Une supplémentation pour les mères et/ ou les bébés est-elle nécessaire ?

En dehors du fait qu’une femme allaitante n’a besoin de suivre aucune restriction particulière concernant son alimentation, contrairement à la période de grossesse (et je parle ici uniquement de l’alcool et des précautions particulières liées à la toxoplasmose), je fais ici le point sur les apports en nutriments de façon plus détaillée.

Avant toute chose, je veux préciser que le lait d’une mère pour son enfant a une valeur incomparable, et sera toujours l’aliment optimal pour son bébé, quelle que soit son alimentation. En dehors des cas de dénutrition sévère, le lait maternel sera toujours parfaitement adapté et couvrira tous les besoins du bébé, car le corps de la femme privilégiera la stabilité de la composition du lait maternel.

Il est toutefois intéressant à mon sens de se pencher plus en détail sur la nutrition de la mère pour comprendre comment elle influence la composition du lait maternel d’abord, et comment elle peut répondre de façon optimale aux besoins de l’enfant sans carencer la mère qui subvient aux besoins du bébé.

J’avais évoqué dans cet article la supplémentation maternelle en vitamine D, qui permet de répondre aux besoins à la fois de la mère allaitante et du bébé. L’article d’aujourd’hui s’appuiera notamment sur une étude de 2015 qui s’est penchée sur le sujet et nous offre un large éventail d’informations.

Tout d’abord, il est important de souligner que la composition du lait maternel en fonction du régime alimentaire de la mère a été peu étudié. Les diverses études réalisées s’accordent pour dire que la composition et le volume du lait maternel répondent toujours aux besoins de l’enfant en croissance, sauf dans les cas de sévère malnutrition. Ainsi, la composition du lait maternel est dans les grandes lignes constante, et n’est affectée que sélectivement par le régime alimentaire maternel. Le lait de toutes les mères, même celles qui sont dénutries, a d’excellentes propriétés nutritionnelles et immunologiques. Le corps de la mère priorise toujours les besoins du bébé, et, ainsi, la plupart des nutriments comme le fer, le zinc, le cuivre, l’acide folique ou le calcium continuent d’être excrétés en quantité constante, aux dépends des réserves de la mère le cas échéant.
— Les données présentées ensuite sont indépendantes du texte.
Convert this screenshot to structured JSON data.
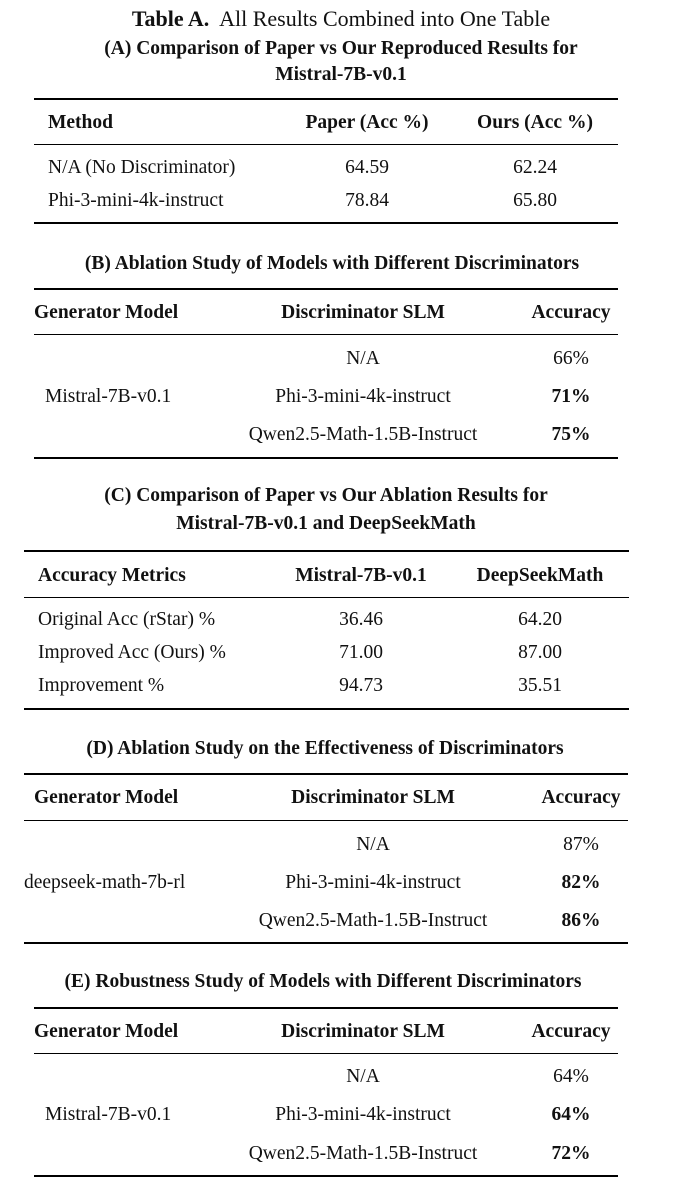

La teneur en nutriments du lait maternel dépend en effet de 2 sources :

  • les réserves maternelles
  • les sources alimentaires

Les quantités de glucides, protéines, lipides, calcium et fer ne varient que peu, même si la mère a un régime alimentaire pauvre en nutriments de ce type. Par contre, le type de lipides, lui, est affecté, et un régime défaillant en thiamine (vitamine B1), ou en vitamine A et D conduira à des quantités plus faibles de ces nutriments dans le lait maternel.

Il est donc important de parler du régime alimentaire maternel, et d’informer les mères de l’intérêt d’un régime varié, comportant tous les groupes  d’aliments.

Les besoins nutritionnels des femmes augmentent significativement durant la grossesse et l’allaitement (cf. Tableau 1 ci dessous)

Besoins nutritionnels minimum pour les femmes adultes, enceintes et allaitantes

Durant la lactation, les besoins nutritionnels sont clairement très augmentés (et de plus varient selon les différentes phases de la lactation), et les femmes dont le régime alimentaire est lacunaire en certains nutriments, tout en comblant les besoins du bébé via son lait, peuvent se trouver carencées. Ces carences pourraient être prévenues si les mères améliorent leur alimentation ou se supplémentent.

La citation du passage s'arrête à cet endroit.